Funded by: DFG (German Research Foundation)
Contact person: Victor Oldhues
Summary of the project:
Mechanochemistry is regarded as green chemistry, as it can significantly reduce solvent use compared to conventional wet chemistry. Furthermore, in mechanochemical reactions, the required energy is supplied mechanically and the reactions are often energy-efficient. Such reactions are often carried out in different types of ball mills, usually used in comminution processes. The mechanical forces break existing chemical bonds or introduce other defects at the molecular level, so that the reactants are mechanically activated and, thus, become reactive. However, the exact mechanistic background of such reactions is still subject of current research and several different theories exist simultaneously.
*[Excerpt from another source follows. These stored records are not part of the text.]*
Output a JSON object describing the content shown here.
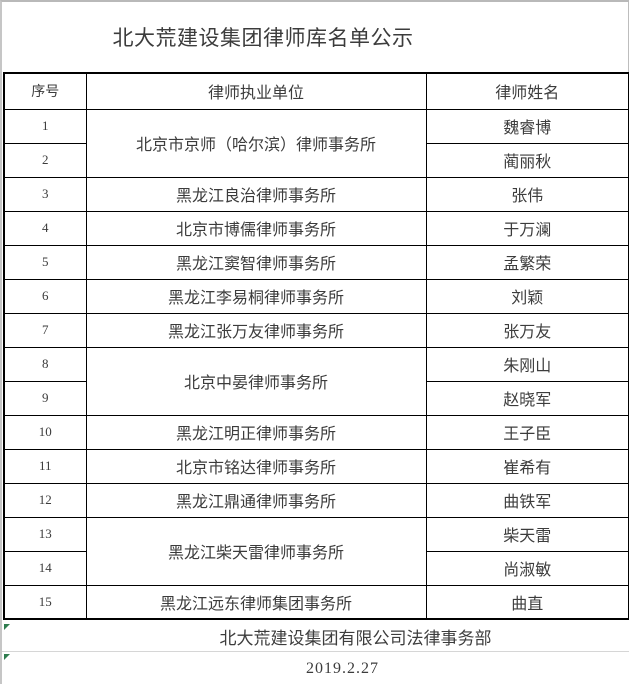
{
  "title": "北大荒建设集团律师库名单公示",
  "table": {
    "headers": {
      "no": "序号",
      "firm": "律师执业单位",
      "name": "律师姓名"
    },
    "rows": [
      {
        "no": "1",
        "firm": "北京市京师（哈尔滨）律师事务所",
        "name": "魏睿博"
      },
      {
        "no": "2",
        "name": "蔺丽秋"
      },
      {
        "no": "3",
        "firm": "黑龙江良治律师事务所",
        "name": "张伟"
      },
      {
        "no": "4",
        "firm": "北京市博儒律师事务所",
        "name": "于万澜"
      },
      {
        "no": "5",
        "firm": "黑龙江窦智律师事务所",
        "name": "孟繁荣"
      },
      {
        "no": "6",
        "firm": "黑龙江李易桐律师事务所",
        "name": "刘颖"
      },
      {
        "no": "7",
        "firm": "黑龙江张万友律师事务所",
        "name": "张万友"
      },
      {
        "no": "8",
        "firm": "北京中晏律师事务所",
        "name": "朱刚山"
      },
      {
        "no": "9",
        "name": "赵晓军"
      },
      {
        "no": "10",
        "firm": "黑龙江明正律师事务所",
        "name": "王子臣"
      },
      {
        "no": "11",
        "firm": "北京市铭达律师事务所",
        "name": "崔希有"
      },
      {
        "no": "12",
        "firm": "黑龙江鼎通律师事务所",
        "name": "曲铁军"
      },
      {
        "no": "13",
        "firm": "黑龙江柴天雷律师事务所",
        "name": "柴天雷"
      },
      {
        "no": "14",
        "name": "尚淑敏"
      },
      {
        "no": "15",
        "firm": "黑龙江远东律师集团事务所",
        "name": "曲直"
      }
    ]
  },
  "footer": {
    "department": "北大荒建设集团有限公司法律事务部",
    "date": "2019.2.27"
  },
  "icons": {
    "cell_flag": "excel-green-corner-flag"
  },
  "colors": {
    "table_border": "#000000",
    "text": "#3c3c3c",
    "flag_green": "#2f7d4f",
    "light_divider": "#d6d6d6"
  }
}
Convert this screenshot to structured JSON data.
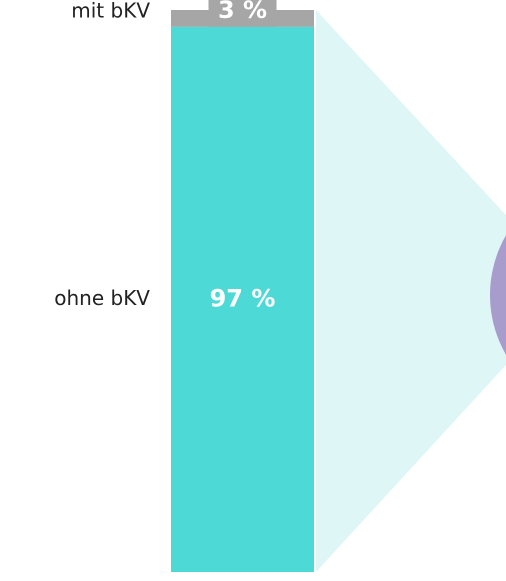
{
  "chart_data": {
    "type": "bar",
    "stacked": true,
    "ylim": [
      0,
      100
    ],
    "series": [
      {
        "name": "ohne bKV",
        "color": "#4dd9d5",
        "values": [
          97
        ],
        "value_labels": [
          "97 %"
        ]
      },
      {
        "name": "mit bKV",
        "color": "#a6a6a6",
        "values": [
          3
        ],
        "value_labels": [
          "3 %"
        ]
      }
    ]
  }
}
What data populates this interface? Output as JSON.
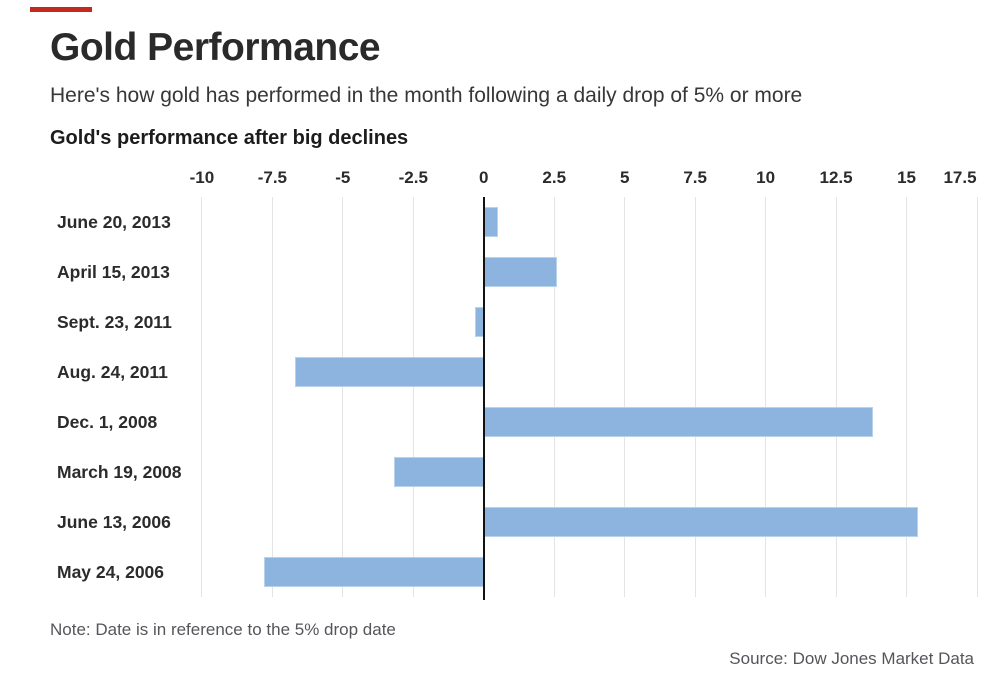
{
  "accent_color": "#c5281c",
  "header": {
    "title": "Gold Performance",
    "subtitle": "Here's how gold has performed in the month following a daily drop of 5% or more"
  },
  "chart_data": {
    "type": "bar",
    "orientation": "horizontal",
    "title": "Gold's performance after big declines",
    "categories": [
      "June 20, 2013",
      "April 15, 2013",
      "Sept. 23, 2011",
      "Aug. 24, 2011",
      "Dec. 1, 2008",
      "March 19, 2008",
      "June 13, 2006",
      "May 24, 2006"
    ],
    "values": [
      0.5,
      2.6,
      -0.3,
      -6.7,
      13.8,
      -3.2,
      15.4,
      -7.8
    ],
    "x_ticks": [
      -10,
      -7.5,
      -5,
      -2.5,
      0,
      2.5,
      5,
      7.5,
      10,
      12.5,
      15,
      17.5
    ],
    "xlim": [
      -10.6,
      17.5
    ],
    "xlabel": "",
    "ylabel": "",
    "grid": "vertical",
    "legend": "none",
    "bar_color": "#8cb4df",
    "gridline_color": "#e4e4e4",
    "zero_axis_color": "#121212"
  },
  "footer": {
    "note": "Note: Date is in reference to the 5% drop date",
    "source": "Source: Dow Jones Market Data"
  }
}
The aim of this project is to elucidate the driving forces of mechanochemical reactions in ball mills by quantitatively linking mechanical stress conditions with the kinetics of a CaCO₃‑synthesis as a model reaction. In dedicated setups for impact, compressive and shear stress, the first step is to determine which type of stress contributes most significantly to the progress of a mechanochemical reaction. Afterwards, the model reaction will be investigated in a simple milling system by systematically quantifying the influence of several operating parameters on both the stress conditions and the chemical conversion. It will be derived to which extent the characteristic parameters such as stress intensity and frequency affect the reaction kinetics. The aim is to separate between effects related to comminution and those related to the reaction, as well as to clarify the role of temperature. It is expected that the mechanical forces will influence the reaction by promoting particle defects, forming new particle contacts and affecting local temperature development. Where appropriate, mixing and flowability effects may be investigated. The findings obtained will be transferred to various laboratory-scale grinding media mills, including a planetary, a high-energy and a mixer ball mill, for which both experiments and DEM simulations are to be carried out. To evaluate the results, a suitable stress model originating from comminution processes will be applied to the mechanochemical process. It is expected that the total specific energy input and the energy supply in a single stress event are decisive for the reaction kinetics.
Project partners: Ruhr-Universität Bochum